И Давыд, очень довольный, отправляется. Надобно сказать, что он очень хороший кучер и вообще малый трезвого поведения и доброго нрава, но имеет одну слабость: прихвастнуть, и прихвастнуть не о себе, а все как бы в мою пользу. Вдруг, например, расскажет где-нибудь на станции, на которой нас обоих с ним очень хорошо знают, что я граф, генерал и что у меня тысяча душ, или ошибет какого-нибудь соседа-мужика, что у нас двадцать жеребцов на стойле стоят. Когда я бываю с ним иногда в городе и даю ему полтинник на чай, он этот полтинник никогда не издержит, но, воротившись домой, выбросит его на стол перед своей семьей и скажет: «Нате-ста: только и осталось от пяти серебром баринова подареньица». Кроме этих внешних достоинств, он любил меня украшать и внутренними, нравственными качествами; так, например, припишет мне храбрость неимоверную в рассказе такого рода, что раз будто бы мы ехали с ним ночью и встретили медведя, и он, испугавшись, сказал: «Барин, я пущу лошадей», а я ему на это сказал: «Подержи немного, жалко медвежьей шкуры», и убил медведя из пистолета, тогда как я в жизнь свою воробья не застреливал.
После Давыда начинает являться прочая дворня проситься на праздник – обычай, который заведен был еще прадедами и который я поддерживаю, имея случай при этом делать неистощимое число наблюдений. Первая является Александра скотница, очень плутоватая и бойкая женщина.
– Батюшка Алексей Феофилактыч, позвольте на праздник-то сходить, – говорит она.
– Хорошо, ступай; только как коровы без тебя останутся? Смотри!
– О коровах, батюшка, я баушку Алену просила: баушка походит. Как можно о скотинке не думать! Я о ней кажинный час жалею. И сегодня не пошла бы, да у тетки моей праздник, а у меня и родни-то на свете только тетка родная и есть, – говорит она скороговоркой.
– Ступай, – говорю я, хоть и предчувствую, что она меня обманывает.
Только что Александра ушла, мимо окон по двору идет Андрюшка ткач, с женой, очень смазливый малый, год назад женившийся на молоденькой и очень хорошенькой из крестьян бабенке, значит, еще молодые и оба, в отношении меня, несмелые; они стоят некоторое время на дворе и перекоряются, кому идти проситься: наконец, подходит к окну молодая и кланяется.

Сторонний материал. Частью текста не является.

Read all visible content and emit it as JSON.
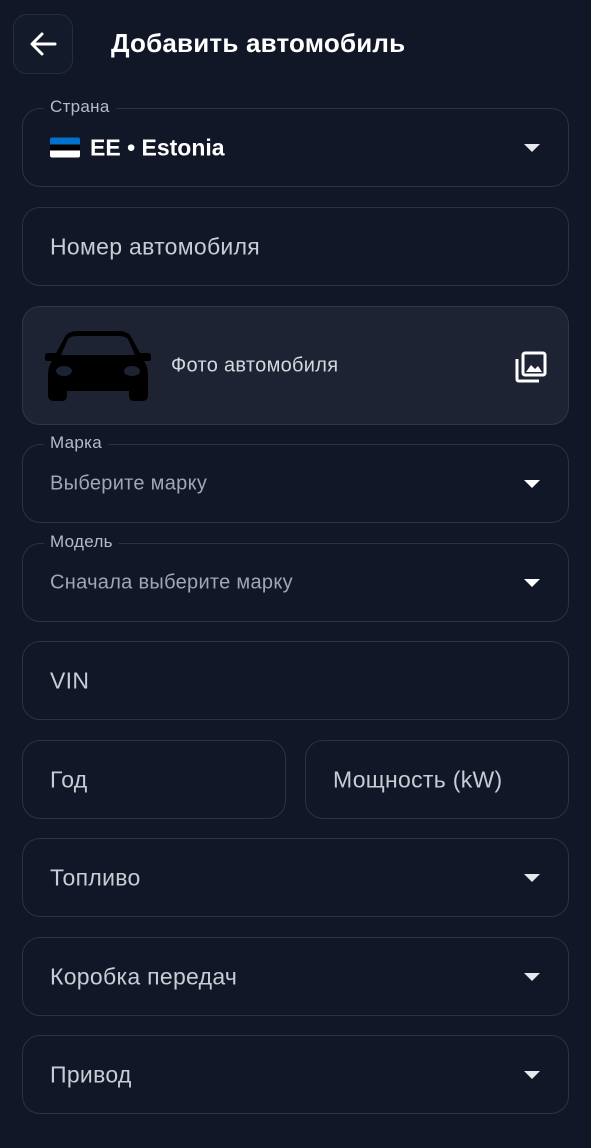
{
  "header": {
    "title": "Добавить автомобиль"
  },
  "country": {
    "label": "Страна",
    "value": "EE • Estonia",
    "flag_colors": [
      "#0072CE",
      "#000000",
      "#FFFFFF"
    ]
  },
  "plate": {
    "placeholder": "Номер автомобиля"
  },
  "photo": {
    "label": "Фото автомобиля"
  },
  "brand": {
    "label": "Марка",
    "value": "Выберите марку"
  },
  "model": {
    "label": "Модель",
    "value": "Сначала выберите марку"
  },
  "vin": {
    "placeholder": "VIN"
  },
  "year": {
    "placeholder": "Год"
  },
  "power": {
    "placeholder": "Мощность (kW)"
  },
  "fuel": {
    "placeholder": "Топливо"
  },
  "gearbox": {
    "placeholder": "Коробка передач"
  },
  "drive": {
    "placeholder": "Привод"
  },
  "icons": {
    "back": "arrow-left-icon",
    "dropdown": "caret-down-icon",
    "car": "car-icon",
    "gallery": "photo-library-icon"
  },
  "colors": {
    "background": "#111726",
    "border": "#2b3244",
    "card": "#1d2333"
  }
}
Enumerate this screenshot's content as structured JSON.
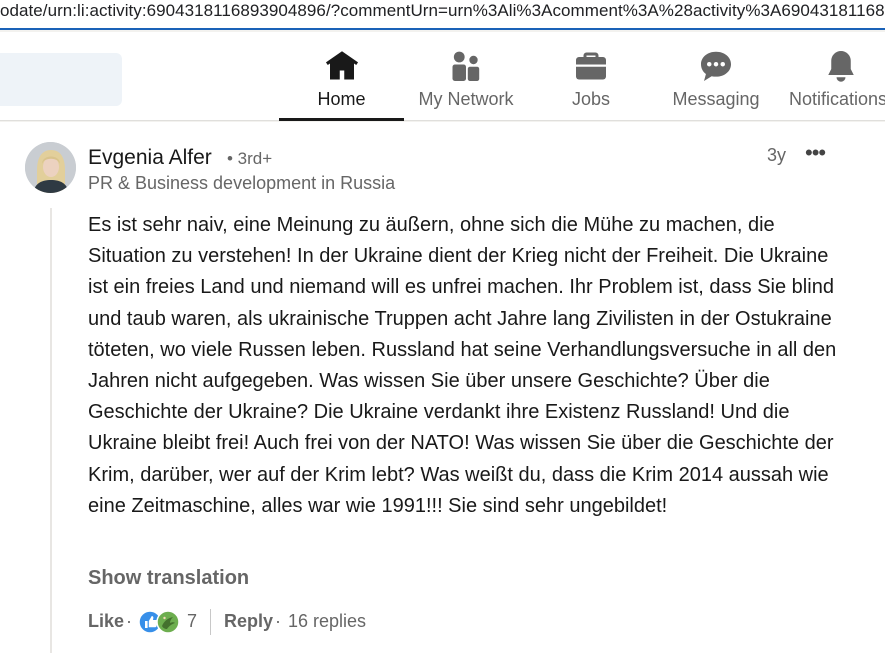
{
  "browser": {
    "url": "odate/urn:li:activity:6904318116893904896/?commentUrn=urn%3Ali%3Acomment%3A%28activity%3A690431811689"
  },
  "nav": {
    "items": [
      {
        "label": "Home",
        "icon": "home-icon",
        "active": true
      },
      {
        "label": "My Network",
        "icon": "network-icon"
      },
      {
        "label": "Jobs",
        "icon": "briefcase-icon"
      },
      {
        "label": "Messaging",
        "icon": "messaging-icon"
      },
      {
        "label": "Notifications",
        "icon": "bell-icon"
      }
    ]
  },
  "comment": {
    "author": "Evgenia Alfer",
    "degree": "• 3rd+",
    "headline": "PR & Business development in Russia",
    "time": "3y",
    "more": "•••",
    "text": "Es ist sehr naiv, eine Meinung zu äußern, ohne sich die Mühe zu machen, die Situation zu verstehen! In der Ukraine dient der Krieg nicht der Freiheit. Die Ukraine ist ein freies Land und niemand will es unfrei machen. Ihr Problem ist, dass Sie blind und taub waren, als ukrainische Truppen acht Jahre lang Zivilisten in der Ostukraine töteten, wo viele Russen leben. Russland hat seine Verhandlungsversuche in all den Jahren nicht aufgegeben. Was wissen Sie über unsere Geschichte? Über die Geschichte der Ukraine? Die Ukraine verdankt ihre Existenz Russland! Und die Ukraine bleibt frei! Auch frei von der NATO! Was wissen Sie über die Geschichte der Krim, darüber, wer auf der Krim lebt? Was weißt du, dass die Krim 2014 aussah wie eine Zeitmaschine, alles war wie 1991!!! Sie sind sehr ungebildet!",
    "translate": "Show translation",
    "like": "Like",
    "dot": "·",
    "reaction_count": "7",
    "reactions": [
      "like-reaction-icon",
      "celebrate-reaction-icon"
    ],
    "reply": "Reply",
    "replies": "16 replies"
  },
  "colors": {
    "accent": "#0a66c2",
    "celebrate": "#44712e"
  }
}
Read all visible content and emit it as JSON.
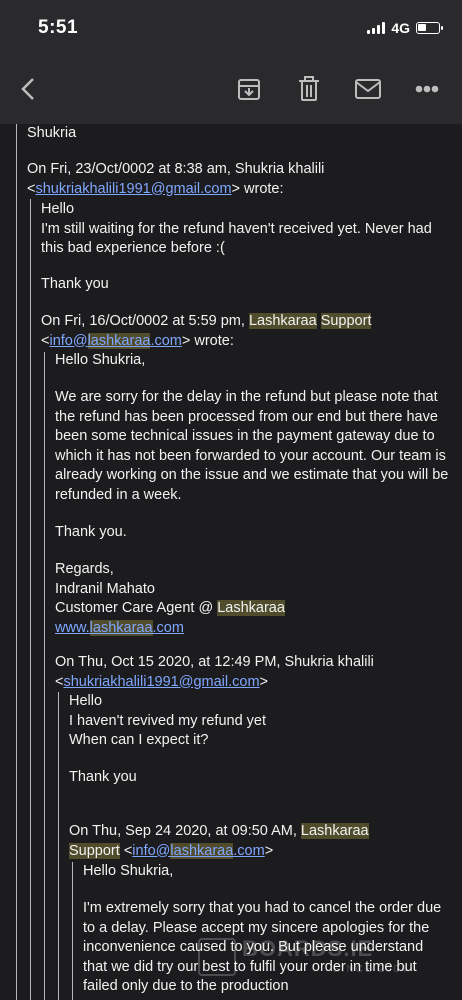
{
  "status_bar": {
    "time": "5:51",
    "network": "4G"
  },
  "toolbar": {
    "icons": [
      "back-icon",
      "archive-icon",
      "trash-icon",
      "mail-icon",
      "more-icon"
    ]
  },
  "email": {
    "signature": "Shukria",
    "reply1": {
      "header_prefix": "On Fri, 23/Oct/0002 at 8:38 am, Shukria khalili",
      "email": "shukriakhalili1991@gmail.com",
      "wrote": "wrote:",
      "greeting": "Hello",
      "body": "I'm still waiting for the refund haven't received yet. Never had this bad experience before :(",
      "thanks": "Thank you"
    },
    "reply2": {
      "header_prefix": "On Fri, 16/Oct/0002 at 5:59 pm,",
      "name1": "Lashkaraa",
      "name2": "Support",
      "email_user": "info@",
      "email_domain_hl": "lashkaraa",
      "email_tld": ".com",
      "wrote": "wrote:",
      "greeting": "Hello Shukria,",
      "body": "We are sorry for the delay in the refund but please note that the refund has been processed from our end but there have been some technical issues in the payment gateway due to which it has not been forwarded to your account. Our team is already working on the issue and we estimate that you will be refunded in a week.",
      "thanks": "Thank you.",
      "regards": "Regards,",
      "agent_name": "Indranil Mahato",
      "agent_title_prefix": "Customer Care Agent @",
      "agent_company": "Lashkaraa",
      "site_prefix": "www.",
      "site_domain": "lashkaraa",
      "site_tld": ".com"
    },
    "reply3": {
      "header": "On Thu, Oct 15 2020, at 12:49 PM, Shukria khalili",
      "email": "shukriakhalili1991@gmail.com",
      "greeting": "Hello",
      "line1": "I haven't revived my refund yet",
      "line2": "When can I expect it?",
      "thanks": "Thank you"
    },
    "reply4": {
      "header_prefix": "On Thu, Sep 24 2020, at 09:50 AM,",
      "name1": "Lashkaraa",
      "name2": "Support",
      "email_user": "info@",
      "email_domain_hl": "lashkaraa",
      "email_tld": ".com",
      "greeting": "Hello Shukria,",
      "body": "I'm extremely sorry that you had to cancel the order due to a delay. Please accept my sincere apologies for the inconvenience caused to you. But please understand that we did try our best to fulfil your order in time but failed only due to the production"
    }
  },
  "watermark": {
    "brand": "BOARDS.IE",
    "since": "SINCE 2004"
  }
}
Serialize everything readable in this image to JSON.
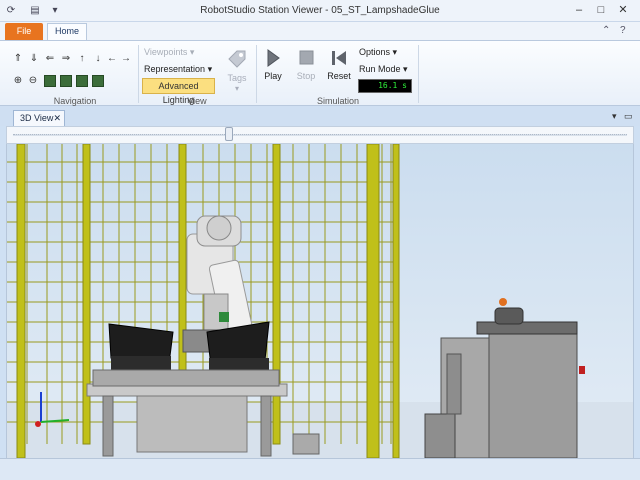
{
  "window": {
    "title": "RobotStudio Station Viewer - 05_ST_LampshadeGlue"
  },
  "tabs": {
    "file": "File",
    "home": "Home"
  },
  "ribbon": {
    "navigation": {
      "label": "Navigation"
    },
    "view": {
      "label": "View",
      "viewpoints": "Viewpoints",
      "representation": "Representation",
      "advanced_lighting": "Advanced Lighting"
    },
    "tags": {
      "label": "Tags"
    },
    "simulation": {
      "label": "Simulation",
      "play": "Play",
      "stop": "Stop",
      "reset": "Reset",
      "options": "Options",
      "run_mode": "Run Mode",
      "time_display": "16.1 s"
    }
  },
  "document": {
    "tab_label": "3D View"
  },
  "timeline": {
    "position": 0.35
  },
  "colors": {
    "file_tab": "#e8741f",
    "fence": "#b8b81a",
    "robot": "#e6e6e6",
    "timer_text": "#2df03a",
    "highlight": "#fbdf80"
  }
}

– Здравствуй, милушка, – говорю я.
Она вся вспыхивает.
– На праздник, что ли, хочешь идти? – спрашиваю я.
– Нешто, сударь, – говорит она.
– Ну, ступай.
– И хозяина уж пусти! – прибавляет она.
– Ступайте.
Она хочет идти.
– Да, постой, – говорю я, – у тебя грудной ребенок: как ты его оставишь?
– Пошто оставлять: с собой возьму.
– Помилуй, ты измучишь и сама себя и ребенка.
– Ой, ничего, – отвечает она, – мало ли с ребятами ходят, не одна я – ничего!
– Ступайте.
Она кланяется и опять краснеет и, подходя к мужу, говорит: «Пустил!» Тот тоже издали мне кланяется, и уходят оба. Комнатный человек мой Константин, сопутник с десятилетнего возраста моей жизни, имеющий обыкновение обращаться со мной строго, приготовляет мне бриться и одеваться с мрачным выражением в лице. Ему тоже хочется на праздник, и он думает, что не попадет, по я намерен доставить ему это удовольствие.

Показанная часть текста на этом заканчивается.